Das Verhältnis von Literatur und Wissen(schaft) ist wohl das jüngste und erfolgreichste Forschungsfeld, auf dem sich momentan die Avantgarde kulturwissenschaftlicher Forschung austobt, und das "Zentrum für Literaturforschung" ist nicht ganz unschuldig daran. Schon vor fünf Jahren mit einer Tagung zu "Literaturforschung und Wissenschaftsgeschichte" zum Forschungsschwerpunkt ausgerufen, wird seitdem einer Kulturgeschichte des Wissens nachgespürt, in der auch die scheinbar resistenten Unternehmungen der harten Wissenschaften auf ihre diskursiven und poetischen Qualitäten abgeklopft werden. Der Band zu dieser Gründungstagung liegt jetzt, mit einiger Verspätung, vor und heißt ganz zu Recht - und gleichsam rechtfertigend - "Die Fülle der combination".

Denn zugemutet wird selbst dem geneigten Leser einiges.

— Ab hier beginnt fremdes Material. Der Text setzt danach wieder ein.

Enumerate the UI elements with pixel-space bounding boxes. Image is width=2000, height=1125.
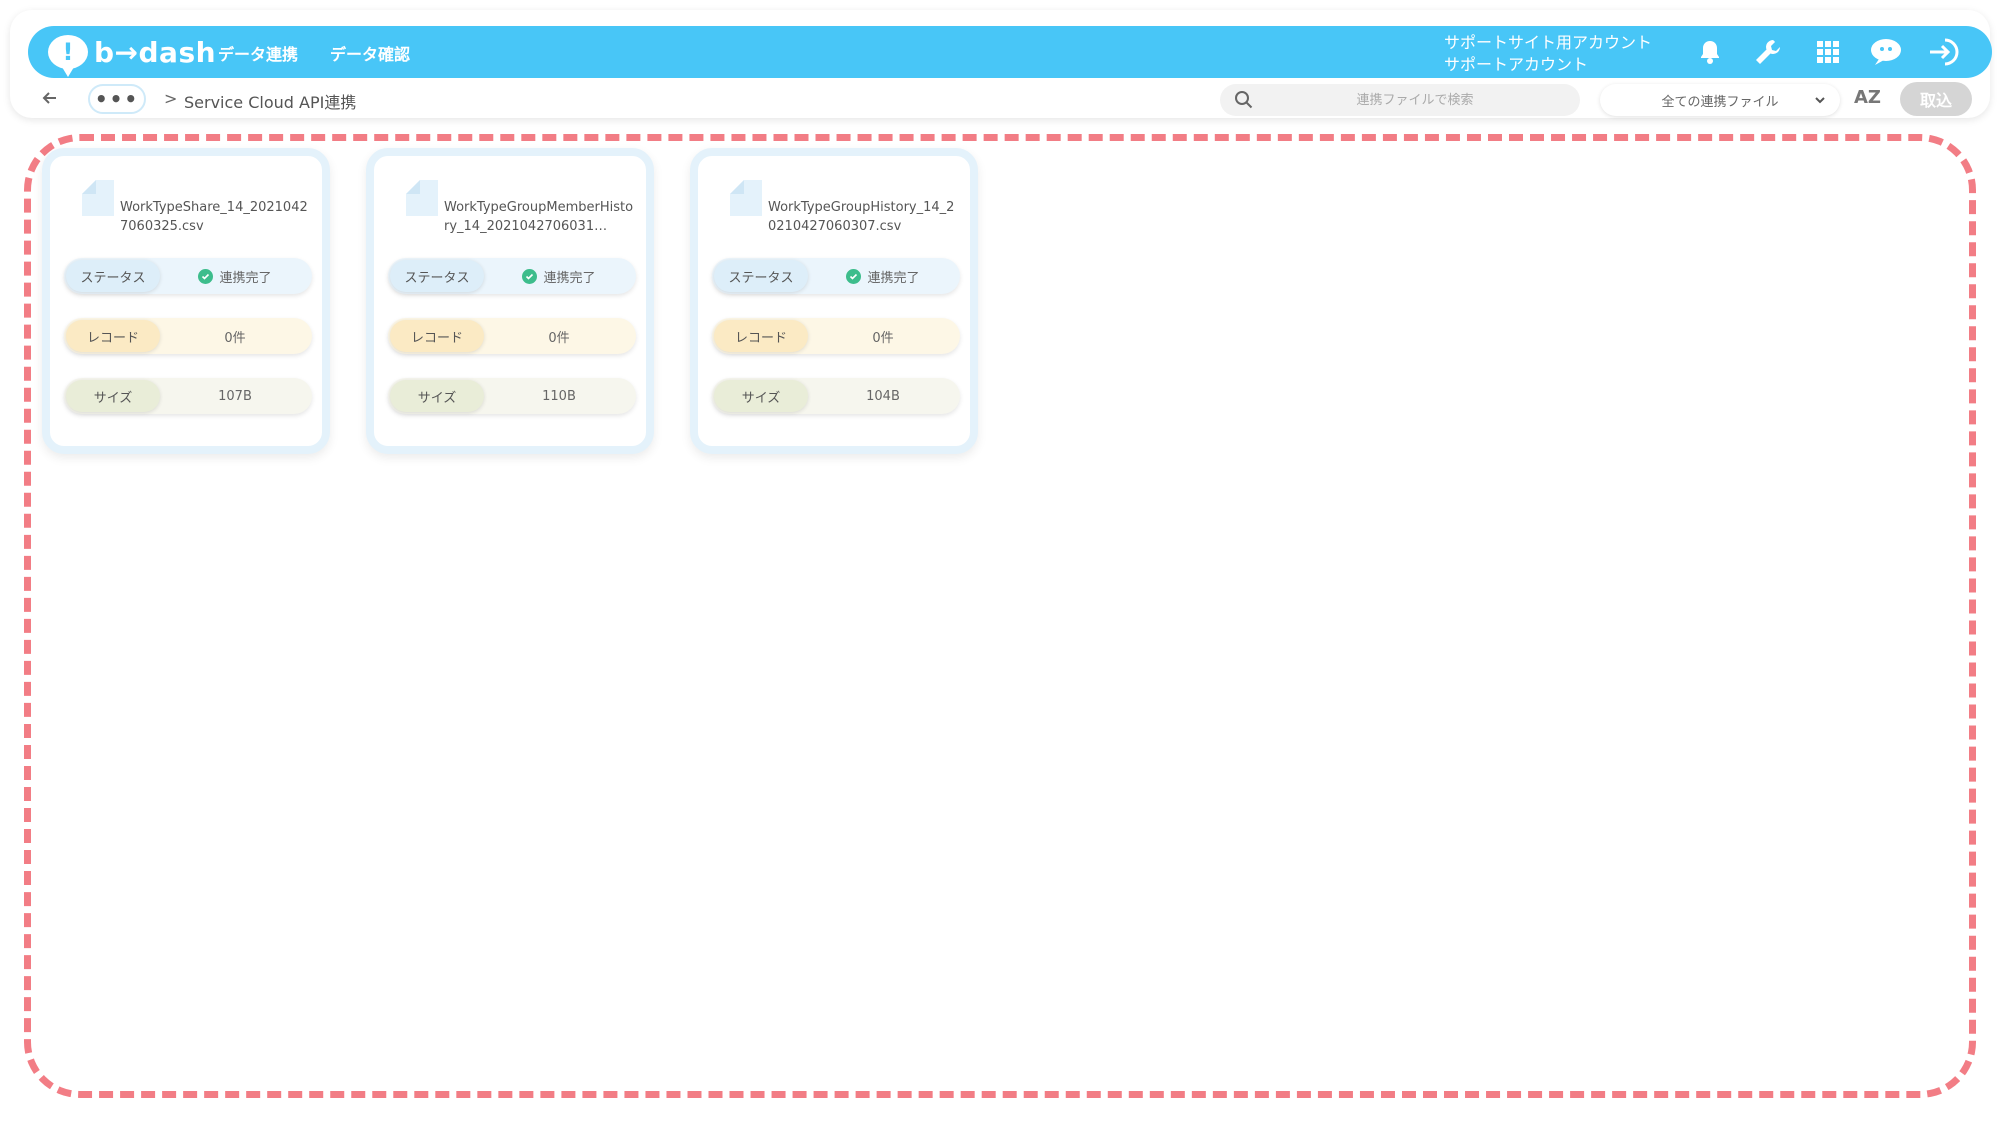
size-label: サイズ <box>66 380 160 412</box>
back-arrow-icon[interactable] <box>40 88 64 110</box>
record-label: レコード <box>714 320 808 352</box>
top-navigation-bar: ! b→dash データ連携 データ確認 サポートサイト用アカウント サポートア… <box>28 26 1992 78</box>
size-row: サイズ 110B <box>388 378 636 414</box>
size-label: サイズ <box>390 380 484 412</box>
bell-icon[interactable] <box>1692 34 1728 70</box>
size-row: サイズ 107B <box>64 378 312 414</box>
search-input[interactable] <box>1260 84 1570 116</box>
record-row: レコード 0件 <box>712 318 960 354</box>
nav-data-check[interactable]: データ確認 <box>330 41 410 65</box>
breadcrumb-separator: > <box>164 89 178 108</box>
check-circle-icon <box>846 268 862 284</box>
logo-text: b→dash <box>94 35 217 69</box>
size-label: サイズ <box>714 380 808 412</box>
sort-az-button[interactable]: AZ <box>1854 87 1881 108</box>
logout-icon[interactable] <box>1926 34 1962 70</box>
record-value: 0件 <box>872 330 894 346</box>
file-icon <box>406 180 438 216</box>
breadcrumb-more-button[interactable]: ••• <box>88 84 146 114</box>
file-icon <box>82 180 114 216</box>
size-value: 107B <box>218 388 252 404</box>
file-filter-value: 全ての連携ファイル <box>1661 94 1779 110</box>
file-card[interactable]: WorkTypeGroupMemberHistory_14_2021042706… <box>366 148 654 454</box>
chat-icon[interactable] <box>1868 34 1904 70</box>
record-label: レコード <box>66 320 160 352</box>
status-value: 連携完了 <box>484 258 634 294</box>
logo[interactable]: ! b→dash <box>48 32 217 77</box>
size-value: 110B <box>542 388 576 404</box>
check-circle-icon <box>198 268 214 284</box>
wrench-icon[interactable] <box>1750 34 1786 70</box>
import-button[interactable]: 取込 <box>1900 82 1972 116</box>
status-label: ステータス <box>714 260 808 292</box>
nav-data-integration[interactable]: データ連携 <box>218 41 298 65</box>
file-card[interactable]: WorkTypeGroupHistory_14_20210427060307.c… <box>690 148 978 454</box>
status-row: ステータス 連携完了 <box>64 258 312 294</box>
status-text: 連携完了 <box>219 270 272 286</box>
file-name: WorkTypeGroupHistory_14_20210427060307.c… <box>768 200 955 234</box>
size-value: 104B <box>866 388 900 404</box>
status-row: ステータス 連携完了 <box>712 258 960 294</box>
status-row: ステータス 連携完了 <box>388 258 636 294</box>
toolbar: ••• > Service Cloud API連携 全ての連携ファイル AZ 取… <box>10 80 1990 118</box>
file-filter-select[interactable]: 全ての連携ファイル <box>1600 84 1840 116</box>
account-info[interactable]: サポートサイト用アカウント サポートアカウント <box>1444 32 1652 76</box>
status-text: 連携完了 <box>543 270 596 286</box>
file-card[interactable]: WorkTypeShare_14_20210427060325.csv ステータ… <box>42 148 330 454</box>
record-row: レコード 0件 <box>64 318 312 354</box>
account-user: サポートアカウント <box>1444 55 1589 74</box>
search-box <box>1220 84 1580 116</box>
file-name: WorkTypeGroupMemberHistory_14_2021042706… <box>444 200 634 234</box>
record-value: 0件 <box>548 330 570 346</box>
logo-bubble-icon: ! <box>48 35 88 77</box>
file-icon <box>730 180 762 216</box>
account-name: サポートサイト用アカウント <box>1444 33 1653 52</box>
chevron-down-icon <box>1815 97 1825 104</box>
status-value: 連携完了 <box>160 258 310 294</box>
check-circle-icon <box>522 268 538 284</box>
size-row: サイズ 104B <box>712 378 960 414</box>
record-label: レコード <box>390 320 484 352</box>
status-text: 連携完了 <box>867 270 920 286</box>
status-label: ステータス <box>390 260 484 292</box>
record-row: レコード 0件 <box>388 318 636 354</box>
search-icon <box>1235 91 1253 109</box>
file-name: WorkTypeShare_14_20210427060325.csv <box>120 200 308 234</box>
status-value: 連携完了 <box>808 258 958 294</box>
breadcrumb-current: Service Cloud API連携 <box>184 93 357 112</box>
app-header: ! b→dash データ連携 データ確認 サポートサイト用アカウント サポートア… <box>10 10 1992 118</box>
record-value: 0件 <box>224 330 246 346</box>
status-label: ステータス <box>66 260 160 292</box>
grid-icon[interactable] <box>1810 34 1846 70</box>
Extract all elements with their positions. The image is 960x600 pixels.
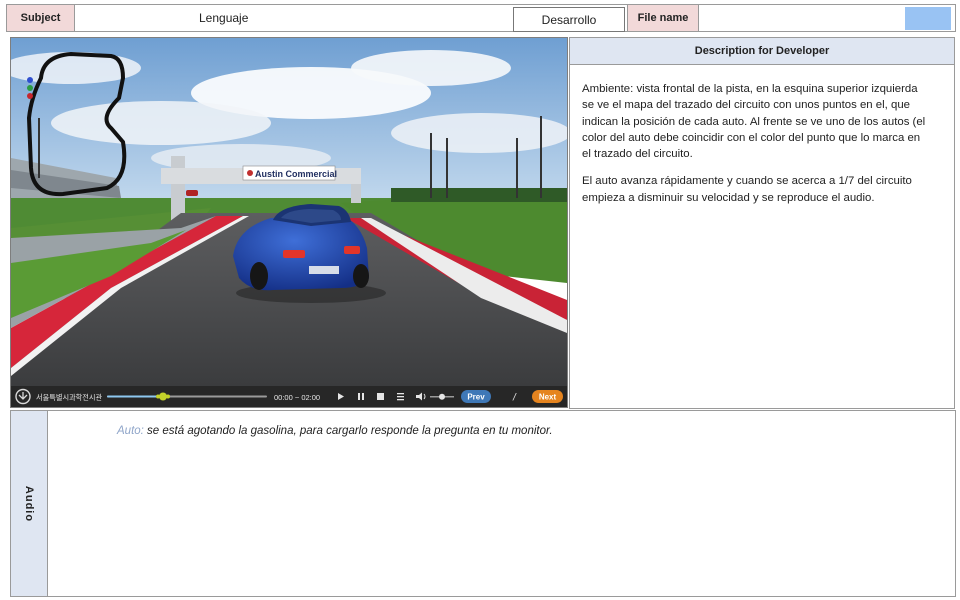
stop-icon[interactable] bbox=[377, 393, 384, 400]
filename-label: File name bbox=[627, 5, 699, 31]
play-icon[interactable] bbox=[338, 393, 344, 400]
prev-label: Prev bbox=[467, 393, 485, 402]
description-panel: Description for Developer Ambiente: vist… bbox=[569, 37, 955, 409]
volume-knob[interactable] bbox=[439, 393, 445, 400]
logo-icon bbox=[15, 388, 31, 405]
brand-text: 서울특별시과학전시관 bbox=[36, 393, 103, 402]
stage-field[interactable]: Desarrollo bbox=[513, 7, 625, 32]
audio-label-cell: Audio bbox=[11, 411, 48, 596]
menu-icon[interactable] bbox=[397, 393, 404, 401]
subject-value: Lenguaje bbox=[199, 11, 249, 25]
pause-icon[interactable] bbox=[358, 393, 364, 400]
player-toolbar: 서울특별시과학전시관 00:00 ~ 02:00 Prev / Next bbox=[15, 388, 563, 405]
audio-line: se está agotando la gasolina, para carga… bbox=[143, 425, 553, 437]
nav-separator: / bbox=[512, 393, 517, 404]
speaker-name: Auto: bbox=[117, 425, 144, 437]
prev-button[interactable]: Prev bbox=[461, 390, 491, 403]
billboard-text: Austin Commercial bbox=[255, 169, 337, 179]
player-controls: 서울특별시과학전시관 00:00 ~ 02:00 Prev / Next bbox=[11, 386, 567, 407]
color-swatch bbox=[905, 7, 951, 30]
volume-icon[interactable] bbox=[416, 392, 426, 401]
description-title: Description for Developer bbox=[570, 38, 954, 65]
audio-script: Auto: se está agotando la gasolina, para… bbox=[117, 425, 553, 437]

Da wird die russische Literatur des 19. Jahrhundert infrastrukturgeschichtlich als Epoche der Post ausgedeutet (Sven Spieker) und der "Generationswechsel" als Figur zwischen Literatur und Mikroskopie bestimmt (Ohad Parnes). Hans Jörg Rheinberger nimmt sich den Kritzeln und Schnipseln der täglichen Laborarbeit an, deren - allzu oft übersehene - produktive Funktion gerade darin besteht, einen Raum zwischen der Materialität der Experimentalsysteme und den begrifflich geordneten und präsentablen Ergebnissen zu strukturieren.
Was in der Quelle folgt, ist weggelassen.